On 28 November 2011, Alan and I undertook a perambulatory tour of Providence with an eye toward the sites and sights important to the life and works of Howard Phillips Lovecraft. In case one might wish to replicate that excursion, the trajectory and enumerated points of interest follow.
View interactive map for details. The trip presupposes starting at the Providence railroad station (A). See also HPLovecraft.com's Guide To Lovecraftian Sites in New England, from which I borrowed much information and inspiration.
Providence Athenaeum (B)
251 Benefit St.
This was a favorite reading spot of HPL and his greatest source of inspiration, Edgar Allen Poe.
Unlike at the (otherwise rather more impressive) Boston Athenæum, photography is not prohibited here and anyone can roam the stacks freely. Only to withdraw books is a membership required.
List Art Center (C)
HPL's final home, the Mumford House (now at 65 Prospect St), was located here. No doubt he would find the modernist List building that replaced it utterly abhorrent.
Lovecraft Memorial (D)
Near the John Hay Library at Brown, where the largest collection of Lovecraft manuscripts is housed.
Lovecraft Birthplace (E)
454 Angell St. Perhaps needless to say, this isn't the original building but merely its location.
There is now a Starbucks across the street, an excellent spot to pause for mid-stroll refreshment and meditation.
Lovecraft House (F)
598 Angell St.

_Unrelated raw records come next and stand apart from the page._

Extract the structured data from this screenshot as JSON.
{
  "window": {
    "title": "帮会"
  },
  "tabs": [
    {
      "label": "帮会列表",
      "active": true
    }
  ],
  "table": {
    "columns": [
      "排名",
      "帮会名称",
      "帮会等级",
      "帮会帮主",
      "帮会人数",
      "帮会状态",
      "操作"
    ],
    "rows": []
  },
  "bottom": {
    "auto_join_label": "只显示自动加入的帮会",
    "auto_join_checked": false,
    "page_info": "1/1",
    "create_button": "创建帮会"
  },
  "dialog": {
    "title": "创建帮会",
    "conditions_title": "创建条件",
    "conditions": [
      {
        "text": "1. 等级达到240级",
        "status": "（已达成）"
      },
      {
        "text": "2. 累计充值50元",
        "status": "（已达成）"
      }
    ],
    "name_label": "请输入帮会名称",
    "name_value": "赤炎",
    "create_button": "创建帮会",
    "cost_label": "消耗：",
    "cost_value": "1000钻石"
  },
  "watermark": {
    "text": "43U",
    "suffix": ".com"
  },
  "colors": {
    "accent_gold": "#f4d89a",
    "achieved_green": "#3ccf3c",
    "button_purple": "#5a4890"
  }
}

Lovecraft's home from 1904-1924, at which point he moved to New York.
Ladd Observatory (G)
Perhaps no single location is more significant to the development of cosmicism.
The late Prof. Upton of Brown, a friend of the family, gave me the freedom of the college obseratory, (Ladd Observatory) & I came & went there at will on my bicycle. Ladd Observatory tops a considerable eminence about a mile from the house. I used to walk up Doyle Avenue with my wheel, but when returning would have a glorious coast down it.
HPL Letter to Reinhardt Kleiner
16 November 1916
Being here, and in a place so close to the writing of the Great Texts, had a certain numinous quality.
10 Barnes St. (H)
"The Call of Cthulhu" and most of the other Great Texts would have been written during HPL's tenure here (1926-1933).
Prospect Terrace (I)
This used to be a favorite contemplative spot of HPL. I enjoyed imagining him sitting on these benches, overlooking the city, dreaming up "horrors unnameable and unaccountable that leer down from the external universes."
Lovecraft Funeral Location (J)
Formerly the Horace B. Knowles Funeral Home.
Providence Art Club (K)
HPL attended exhibitions here, including some featuring the work of his aunts.
Fleur de Lys House (L)
According to Lovecraft.com, some of the bas-reliefs on this building may have an inspiration for those described as being created by Henry Anthony Wilcox in "The Call of Cthulhu."